Bosnian Serbs Hold Igman As NATO Lies In Waiting

FROM Washington to Brussels, Geneva to Sarajevo, all eyes were on Mt. Igman, the strategic peak above the besieged capital of Bosnia-Herzegovina, as rebel Serb forces delayed withdrawing from their positions Aug. 10.

The delay forced mediators in Geneva to postpone peace talks and raised the possibility of NATO airstrikes in the former Yugoslav republic.

NATO approved plans for possible air strikes against Bosnian Serbs on Aug. 9 and said UN Secretary-General Boutros Boutros-Ghali would have to give the go-ahead to launch the strikes. Until then, NATO's Supreme Commander in Europe, US Gen. John Shalikashvili, will identify bombing targets in Bosnia.

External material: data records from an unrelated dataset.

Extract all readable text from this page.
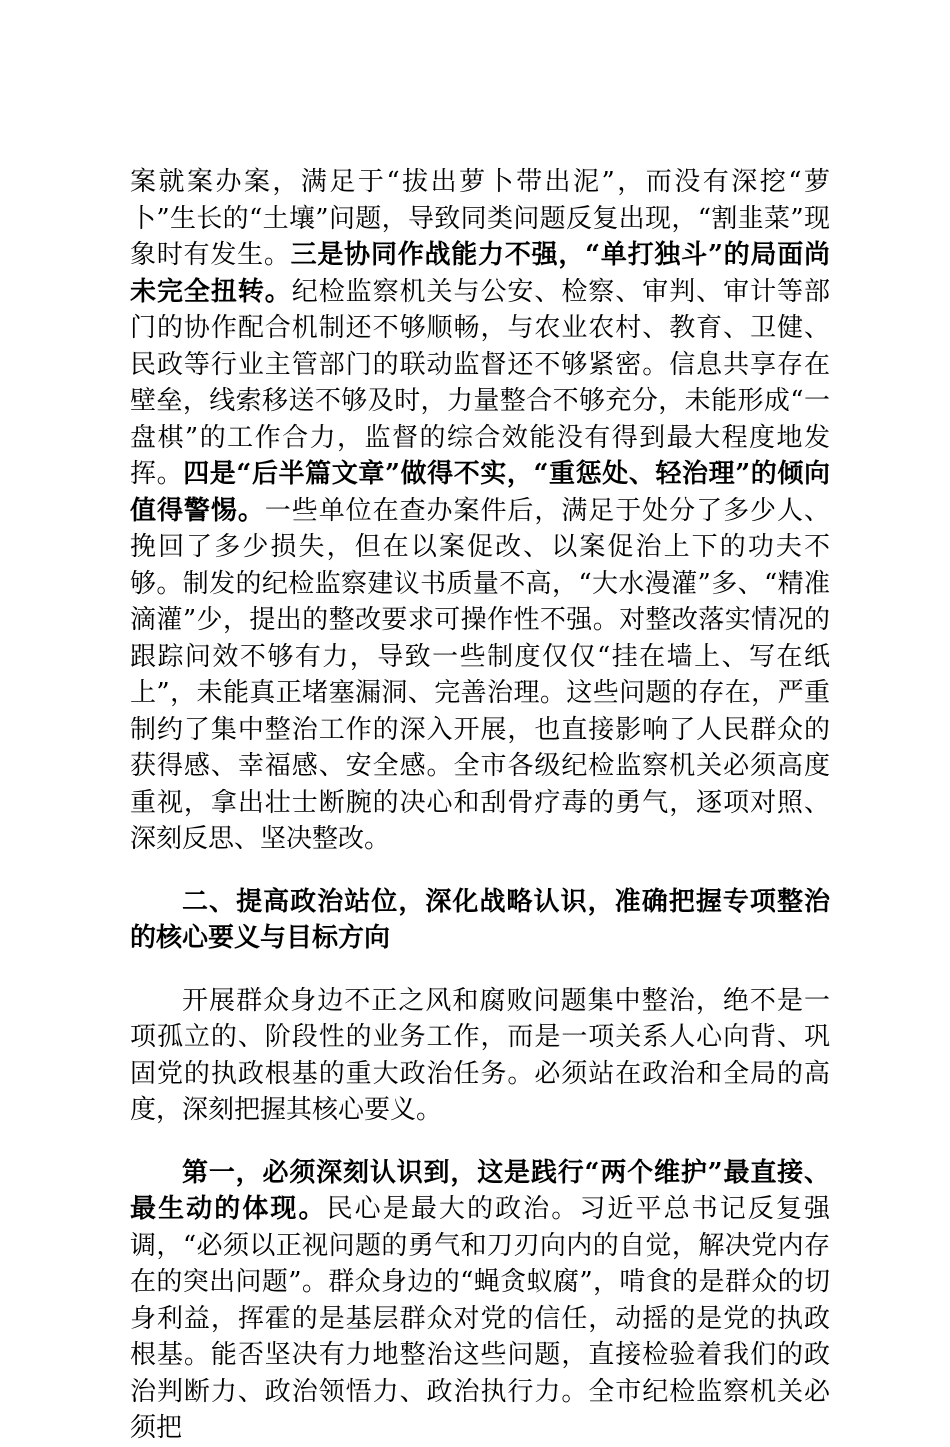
案就案办案，满足于“拔出萝卜带出泥”，而没有深挖“萝卜”生长的“土壤”问题，导致同类问题反复出现，“割韭菜”现象时有发生。三是协同作战能力不强，“单打独斗”的局面尚未完全扭转。纪检监察机关与公安、检察、审判、审计等部门的协作配合机制还不够顺畅，与农业农村、教育、卫健、民政等行业主管部门的联动监督还不够紧密。信息共享存在壁垒，线索移送不够及时，力量整合不够充分，未能形成“一盘棋”的工作合力，监督的综合效能没有得到最大程度地发挥。四是“后半篇文章”做得不实，“重惩处、轻治理”的倾向值得警惕。一些单位在查办案件后，满足于处分了多少人、挽回了多少损失，但在以案促改、以案促治上下的功夫不够。制发的纪检监察建议书质量不高，“大水漫灌”多、“精准滴灌”少，提出的整改要求可操作性不强。对整改落实情况的跟踪问效不够有力，导致一些制度仅仅“挂在墙上、写在纸上”，未能真正堵塞漏洞、完善治理。这些问题的存在，严重制约了集中整治工作的深入开展，也直接影响了人民群众的获得感、幸福感、安全感。全市各级纪检监察机关必须高度重视，拿出壮士断腕的决心和刮骨疗毒的勇气，逐项对照、深刻反思、坚决整改。

二、提高政治站位，深化战略认识，准确把握专项整治的核心要义与目标方向

开展群众身边不正之风和腐败问题集中整治，绝不是一项孤立的、阶段性的业务工作，而是一项关系人心向背、巩固党的执政根基的重大政治任务。必须站在政治和全局的高度，深刻把握其核心要义。

第一，必须深刻认识到，这是践行“两个维护”最直接、最生动的体现。民心是最大的政治。习近平总书记反复强调，“必须以正视问题的勇气和刀刃向内的自觉，解决党内存在的突出问题”。群众身边的“蝇贪蚁腐”，啃食的是群众的切身利益，挥霍的是基层群众对党的信任，动摇的是党的执政根基。能否坚决有力地整治这些问题，直接检验着我们的政治判断力、政治领悟力、政治执行力。全市纪检监察机关必须把
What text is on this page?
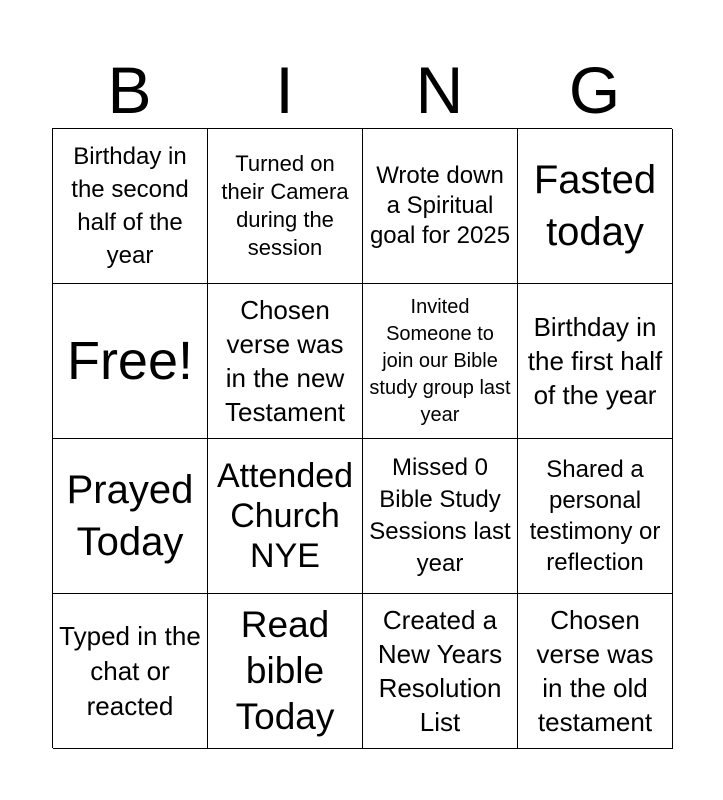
B	I	N	G
Birthday in the second half of the year
Turned on their Camera during the session
Wrote down a Spiritual goal for 2025
Fasted today
Free!
Chosen verse was in the new Testament
Invited Someone to join our Bible study group last year
Birthday in the first half of the year
Prayed Today
Attended Church NYE
Missed 0 Bible Study Sessions last year
Shared a personal testimony or reflection
Typed in the chat or reacted
Read bible Today
Created a New Years Resolution List
Chosen verse was in the old testament
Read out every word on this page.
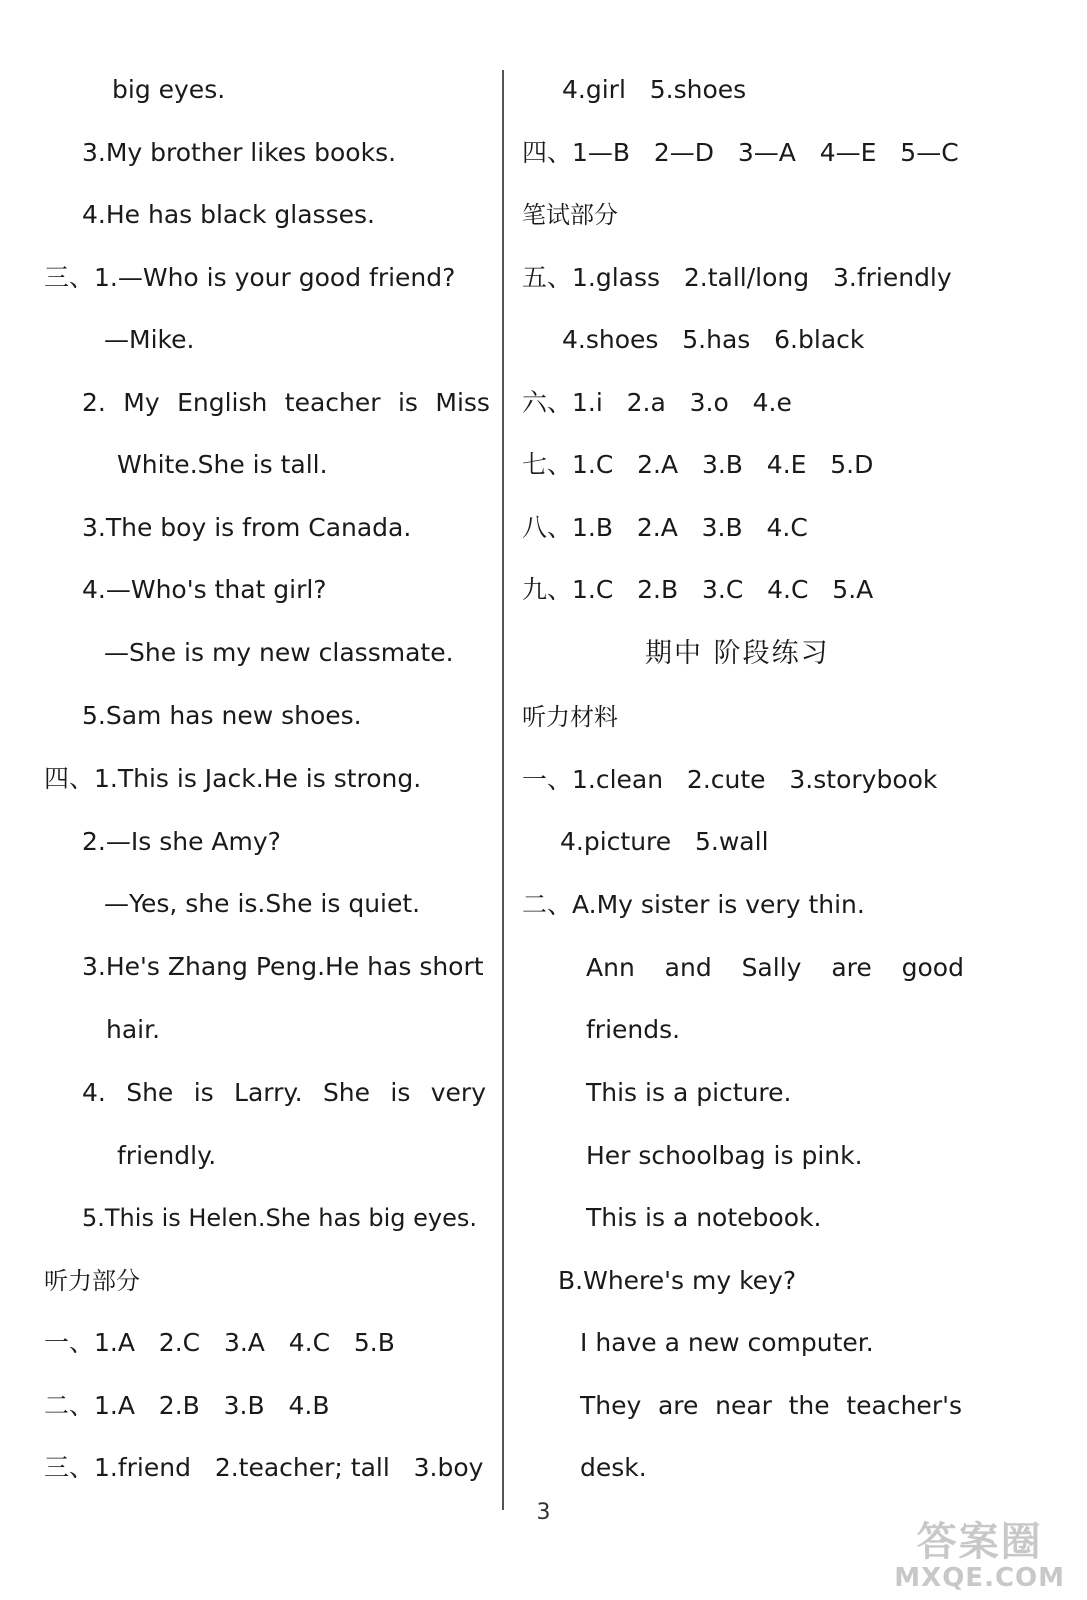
big eyes.
3.My brother likes books.
4.He has black glasses.
三、1.—Who is your good friend?
—Mike.
2. My English teacher is Miss
White.She is tall.
3.The boy is from Canada.
4.—Who's that girl?
—She is my new classmate.
5.Sam has new shoes.
四、1.This is Jack.He is strong.
2.—Is she Amy?
—Yes, she is.She is quiet.
3.He's Zhang Peng.He has short
hair.
4. She is Larry. She is very
friendly.
5.This is Helen.She has big eyes.
听力部分
一、1.A   2.C   3.A   4.C   5.B
二、1.A   2.B   3.B   4.B
三、1.friend   2.teacher; tall   3.boy
4.girl   5.shoes
四、1—B   2—D   3—A   4—E   5—C
笔试部分
五、1.glass   2.tall/long   3.friendly
4.shoes   5.has   6.black
六、1.i   2.a   3.o   4.e
七、1.C   2.A   3.B   4.E   5.D
八、1.B   2.A   3.B   4.C
九、1.C   2.B   3.C   4.C   5.A
期中 阶段练习
听力材料
一、1.clean   2.cute   3.storybook
4.picture   5.wall
二、A.My sister is very thin.
Ann and Sally are good
friends.
This is a picture.
Her schoolbag is pink.
This is a notebook.
B.Where's my key?
I have a new computer.
They are near the teacher's
desk.
3
答案圈
MXQE.COM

The NATO decision marked a diplomatic success for the United States, which in an abrupt policy shift recently stepped up pressure on its allies to take tougher action. But NATO made the strikes conditional on future actions by the Bosnian Serbs, and agreed that any airstrikes would be limited to the support of humanitarian relief efforts and should not be interpreted as a decision to intervene militarily in the conflict.

Diplomats said NATO was planning for a graduated three-phase response, starting with a limited attack on an offending unit, graduating if necessary to hits on command-and-control, supply, or communications centers, and ending in a full-scale strike. Actions that could trigger bombing include blockage of supplies to Sarajevo or other areas and attacks on civilians. In Geneva: Talks Delayed

International mediators postponed peace talks Aug. 10 until UN troops take control of Mt. Igman from the Bosnian Serbs.

Lord David Owen of the European Community and UN mediator Thorvald Stoltenberg telephoned Bosnian Serb leader Radovan Karadzic and told him "in very clear terms that his forces should withdraw and that they should withdraw this morning if possible," according to John Mills, spokesman for the peace talks. Dr. Karadzic reportedly told the mediators he would contact his forces, but it was not certain they would comply.

The three parties to the talks - Bosnian Muslims, Croats, and Serbs - have agreed to partition Bosnia into three ethnic states, and had started drawing the boundaries when the Muslim president, Alija Izetbegovic, began boycotting the talks.

Mr. Izetbegovic had only reluctantly agreed to the plan, put forth by Serbs and Croats, and said he would not return to the talks until the Serbs retreat from two key mountains they control outside Sarajevo, Bjelasnica and Igman.

Serb forces withdrew Aug. 9 from Mt. Bjelasnica, the taller and more distant peak, after blowing up the television tower there. But Mt. Igman is considered more important because it was the last weapons supply route for government forces. Shells Hit Croatian Bridge

Mills said the mediators hoped to hold a session late Aug. 10. Government and Bosnian Serb military commanders, meanwhile, met with UN officials at Sarajevo airport in a new attempt to formalize an 11-day-old verbal agreement to stop fighting.

Serb gunners kept up their shelling of an important road bridge on the Adriatic coast, Croatian radio said Aug. 10.

The report said the area around the Maslenica bridge, which is being repaired after an earlier bombardment from the nearby Serb Krajina enclave, was hit by about 20 shells.

The bridge links north and south Croatia and is viewed as a flashpoint that could kindle renewed war between the Croatian Army and breakaway Serbs. Serb forces, who rebelled during Croatia's 1991 war of independence from the Yugoslav federation, are bent on preventing the Croatians from using the bridge as long as they refuse to abide by an agreement signed by both sides to turn it over to the supervision of UN troops.

The demilitarization agreement of July 16 collapsed when the Croatians attached a fresh condition: insistence that the Serbs also hand over their heavy weapons to the UN.